Questo articolo esce anche su internazionale.it

9 risposte

  1. Bello questo articolo. Peccato che manchi il riferimento allo Yoga della Risata, l’unica disciplina che insegna a ridere in maniera incondizionata, cioè a non avere bisogno di stimoli esterni per ridere. Con questo metodo, ideato dal dr. Madan Kataria una ventina di anni fa, si tratta la risata come un esercizio fisico unendola ad esercizi di respirazione per andare a riscoprire la gioia di ridere e la libertà di farlo ogni volta che vogliamo. Grazie comunque per questo articolo che porta l’attenzione su quanto sia importante ridere di più anche per la nostra salute e le nostre relazioni.

  2. L’articolo -scritto benissimo- parla del ridere come atto in sé, non fa menzione delle tecniche che favoriscono la risata, condizionata o incondizionata che sia. Del secondo gruppo fanno parte, oltre lo Yoga della Risata di millenaria tradizione indiana (e recentemente codificato da Madan Kataria), anche la Laughter Therapy di Annette Goodheart (pioniera della Risata Incondizionata, attiva sin dagli anni ’60), la Laughter Wellness di Sebastien Gendry (che sarà con il sui primo training in Italia a luglio) e dal prossimo settembre anche la Risabilitazione® di Elisa De Meo (che si occupa oltre che di Risata anche di Gibberish e Stupidera).
    Informatevi e scegliete il metodo che vi piace di più. Nel dubbio, ridete 😀
    http://www.risataliberatutti.it

  3. Si potrebbe anche dire, mia cara Annamaria, http://centorete.blogspot.it/2013/09/born-to-be-ridere.html. O, ancora: “Ridere ci salva, vedere l’altro lato delle cose, il lato surreale e divertente, o riuscire a immaginarlo, ci aiuta a non essere spezzati, trascinati via come fuscelli, a resistere per riuscire a passare la notte, anche quando appare lunga lunga.” (Roberto Benigni, ai tempi della presentazione de “La Vita è Bella”) Oggi, ahinoi, più che mai “Il coraggio vuol ridere” (F. Nietzsche).

  4. C’è anche chi DEVE ridere.

    Ricordate il finale?

    (…)  Il fatto è che noi villan… 
    Noi villan… 
    E sempre allegri bisogna stare 
    che il nostro piangere fa male al re 
    fa male al ricco e al cardinale 
    diventan tristi se noi piangiam, 
    e sempre allegri bisogna stare 
    che il nostro piangere fa male al re 
    fa male al ricco e al cardinale 
    diventan tristi se noi piangiam!

    Ancora molto attuale *_*

  5. Si tratta di un consiglio semplice che ti cambia la quotidianità che però è di difficile applicazione, soprattutto perché quando si è abituati ad un comportamento diverso è davvero dura.

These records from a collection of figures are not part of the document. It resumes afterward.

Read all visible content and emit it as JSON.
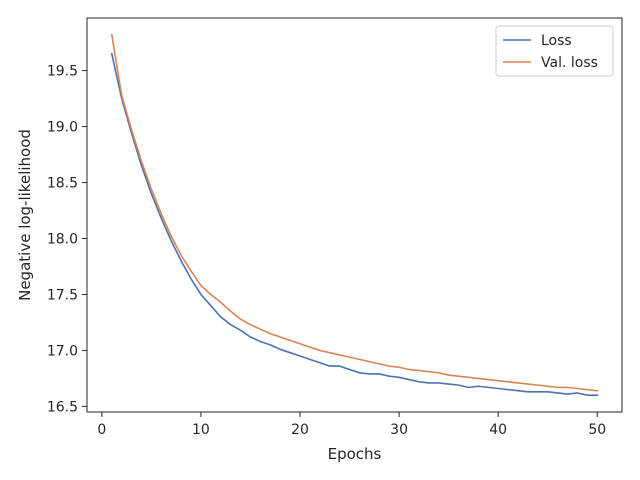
{
  "chart_data": {
    "type": "line",
    "title": "",
    "xlabel": "Epochs",
    "ylabel": "Negative log-likelihood",
    "xlim": [
      -1.5,
      52.5
    ],
    "ylim": [
      16.45,
      19.97
    ],
    "x_ticks": [
      0,
      10,
      20,
      30,
      40,
      50
    ],
    "x_tick_labels": [
      "0",
      "10",
      "20",
      "30",
      "40",
      "50"
    ],
    "y_ticks": [
      16.5,
      17.0,
      17.5,
      18.0,
      18.5,
      19.0,
      19.5
    ],
    "y_tick_labels": [
      "16.5",
      "17.0",
      "17.5",
      "18.0",
      "18.5",
      "19.0",
      "19.5"
    ],
    "grid": false,
    "legend_position": "top-right",
    "x": [
      1,
      2,
      3,
      4,
      5,
      6,
      7,
      8,
      9,
      10,
      11,
      12,
      13,
      14,
      15,
      16,
      17,
      18,
      19,
      20,
      21,
      22,
      23,
      24,
      25,
      26,
      27,
      28,
      29,
      30,
      31,
      32,
      33,
      34,
      35,
      36,
      37,
      38,
      39,
      40,
      41,
      42,
      43,
      44,
      45,
      46,
      47,
      48,
      49,
      50
    ],
    "series": [
      {
        "name": "Loss",
        "color": "#4c72b0",
        "values": [
          19.65,
          19.25,
          18.94,
          18.65,
          18.4,
          18.18,
          17.98,
          17.8,
          17.64,
          17.5,
          17.4,
          17.3,
          17.23,
          17.18,
          17.12,
          17.08,
          17.05,
          17.01,
          16.98,
          16.95,
          16.92,
          16.89,
          16.86,
          16.86,
          16.83,
          16.8,
          16.79,
          16.79,
          16.77,
          16.76,
          16.74,
          16.72,
          16.71,
          16.71,
          16.7,
          16.69,
          16.67,
          16.68,
          16.67,
          16.66,
          16.65,
          16.64,
          16.63,
          16.63,
          16.63,
          16.62,
          16.61,
          16.62,
          16.6,
          16.6
        ]
      },
      {
        "name": "Val. loss",
        "color": "#dd8452",
        "values": [
          19.82,
          19.28,
          18.97,
          18.69,
          18.44,
          18.22,
          18.02,
          17.85,
          17.71,
          17.58,
          17.5,
          17.43,
          17.35,
          17.28,
          17.23,
          17.19,
          17.15,
          17.12,
          17.09,
          17.06,
          17.03,
          17.0,
          16.98,
          16.96,
          16.94,
          16.92,
          16.9,
          16.88,
          16.86,
          16.85,
          16.83,
          16.82,
          16.81,
          16.8,
          16.78,
          16.77,
          16.76,
          16.75,
          16.74,
          16.73,
          16.72,
          16.71,
          16.7,
          16.69,
          16.68,
          16.67,
          16.67,
          16.66,
          16.65,
          16.64
        ]
      }
    ]
  }
}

    Spero che lei abbia in progetto un nuovo libro, minuti scritti ormai l’ho consumato.

    1. Ciao Salvatore.
      Sì, è dura, ma tutti noi affrontiamo ogni giorno un sacco di incombenze non solo dure, ma assai più gradevoli di questa. Dunque, forse forse…

      Felice che Minuti scritti ti sia piaciuto. Un nuovo libro: per ora non ho in mente nessun progetto concreto, ma mai dire mai 🙂

      1. Vuol dire che attenderò con pazienza e piacere il suo prossimo lavoro.

        Mi permetto di cogliere l’occasione per porle una domanda: secondo lei perché non esistono testi che trattano la questione della comunicazione tra Pubblica Amministrazione e contribuenti?

        Lavoro per un ufficio tributi e pur considerando utili i testi prodotti finora dalla PA e da specialisti del suo livello, sento che manca una simile guida. Mi riferisco specificatamente ai contribuenti in quanto il rapporto con il cittadino posto davanti all’obbligo di un pagamento è diverso da quello, per esempio, di chi chiede un atto presso all’ufficio anagrafe. Ci sono aspetti psicologici e legali di cui tenere conto ma pare che non interessi a nessuno (compresa una parte dei miei colleghi).